Soixante six patients ont été inclus dans cette étude : 22 patients PTX et 44 témoins COR appariés. Au premier jour du traitement, il n'existait pas de différence significative entre les groupes PTX et COR en terme de sexe masculin (45,5 % vs 45,5 %), d'âge (54,1 ± 10 ans vs 53,2 ± 8,8 ans), de pourcentage d'encéphalopathie (50 % vs 53,5 %) et de taux d'ASAT (168 ± 123 UI/l vs 129 ± 80 UI/l) de bilirubine (324 ± 175 µmol/l vs 287,3 ± 175 µmol/l), de créatinine (113 ± 69 µmol/l vs 112 ± 81 µmol/l), de TP (35,9 ± 11,6 % vs 33,6 ± 10,5 %), d'albumine (23 ± 4,6 g/l vs 25 ± 6,5 g/l) et d'intensité de la résistance à la corticothérapie (-25,5 ± 37,4 µmol/l vs -57,8 ± 62,9 µmol/l).
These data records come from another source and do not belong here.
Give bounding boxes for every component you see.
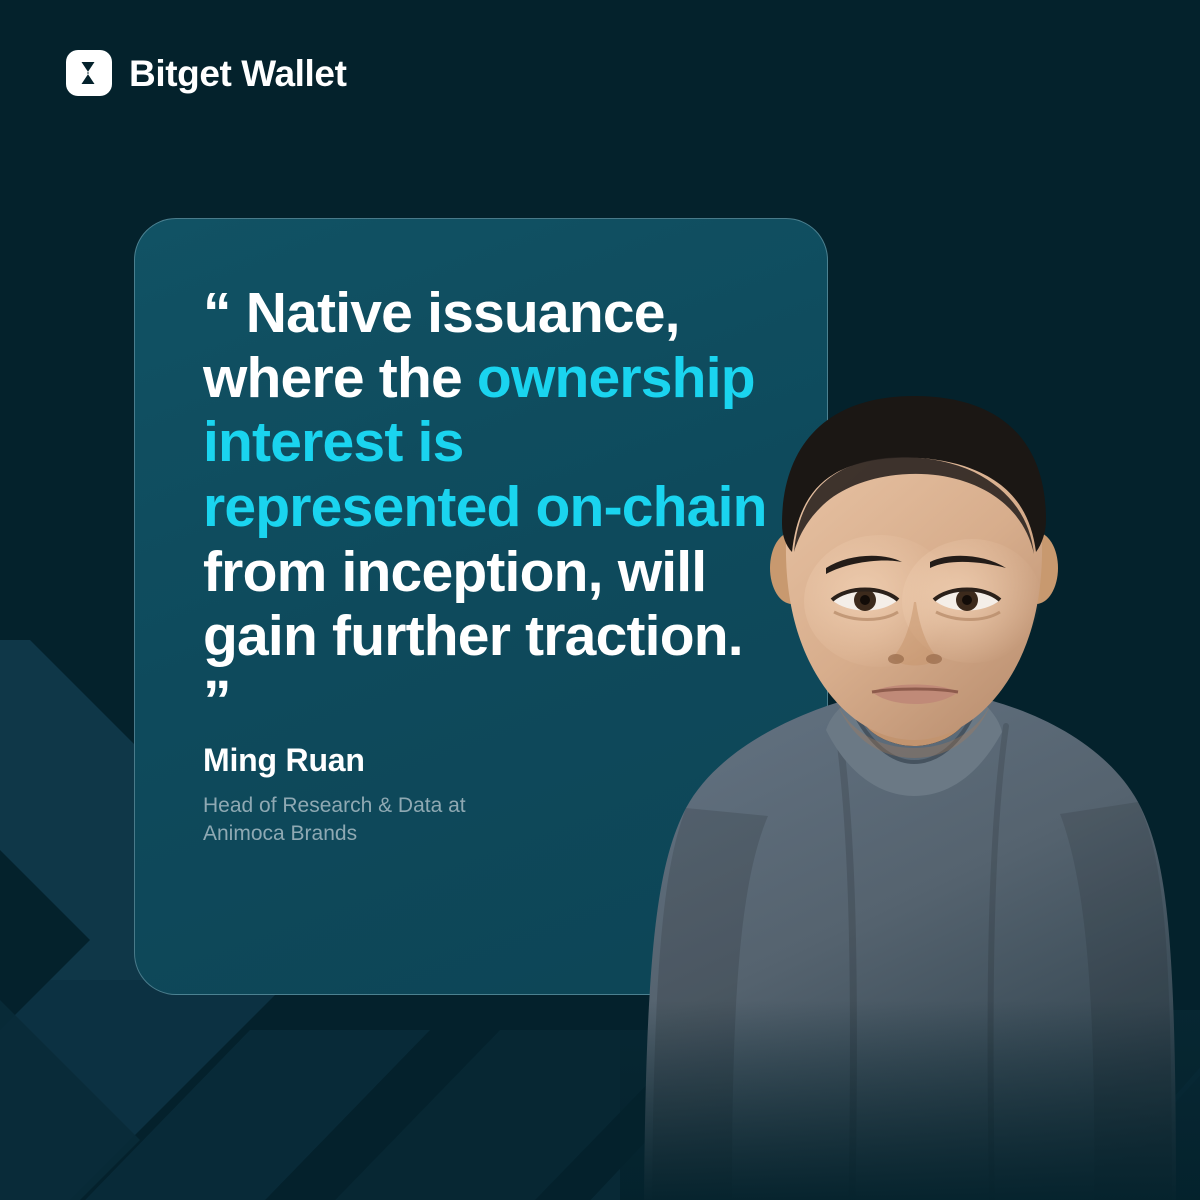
brand-lockup: Bitget Wallet xyxy=(66,50,347,96)
author-name: Ming Ruan xyxy=(203,743,787,778)
author-role-line-1: Head of Research & Data at xyxy=(203,794,466,817)
brand-name: Bitget Wallet xyxy=(129,55,347,92)
quote-text: “ Native issuance, where the ownership i… xyxy=(203,281,783,734)
close-quote-mark: ” xyxy=(203,669,231,733)
portrait-alt-text: Portrait of Ming Ruan wearing a grey t-s… xyxy=(0,0,1,1)
author-role-line-2: Animoca Brands xyxy=(203,822,357,845)
quote-body: “ Native issuance, where the ownership i… xyxy=(203,281,787,734)
quote-segment-plain-2: from inception, will gain further tracti… xyxy=(203,540,743,669)
author-role: Head of Research & Data atAnimoca Brands xyxy=(203,792,563,848)
quote-card: “ Native issuance, where the ownership i… xyxy=(134,218,828,995)
bitget-chevron-icon xyxy=(66,50,112,96)
quote-graphic-canvas: Bitget Wallet “ Native issuance, where t… xyxy=(0,0,1200,1200)
open-quote-mark: “ xyxy=(203,281,231,345)
attribution-block: Ming Ruan Head of Research & Data atAnim… xyxy=(203,743,787,848)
A l'issue de la période thérapeutique, il n'existait pas de différence significative entre les groupes PTX et COR en terme d'évolution de la bilirubine et du TP entre J0 et respectivement J14 et J28 : -2,8 ± 44,4 µmol/l vs -55 ± 108,6 µmol/l et -0,6±9,2 % vs -1,7 ± 10,7 % ; 4 ± 79,9 µmol/l vs 32 ± 112,8 µmol/l et 1,8 ± 7,1 % vs 3,2 ± 9,5 % (NS). Les survies des patients des deux groupes étaient similaires à 1, 2 et 6 mois : 67,6 ± 10 % vs 63,5 ± 7 %, 42,5 ± 11 % vs 44,6 ± 7,6 %, 18,2 ± 9,2 % vs 24,8 ± 6,8 % (NS). En analyse multivariée, le sexe masculin (0R 3,53, 95 % IC : 1,63-7,4) et l'intensité de résistance au traitement (0R 2,34, 95 % IC : 1,02-5,34) étaient les seules variables indépendantes prédictives du décès à 6 mois.

 

Conclusion

Chez les non répondeurs à la corticothérapie, la PTX n'améliore ni la survie ni la fonction hépatique. Les résultats clairs de cette étude pilote prospective ne sont pas en faveur d'une évaluation de la PTX dans le cadre d'études randomisées. D'autres alternatives thérapeutiques devront être évaluées chez les non répondeurs.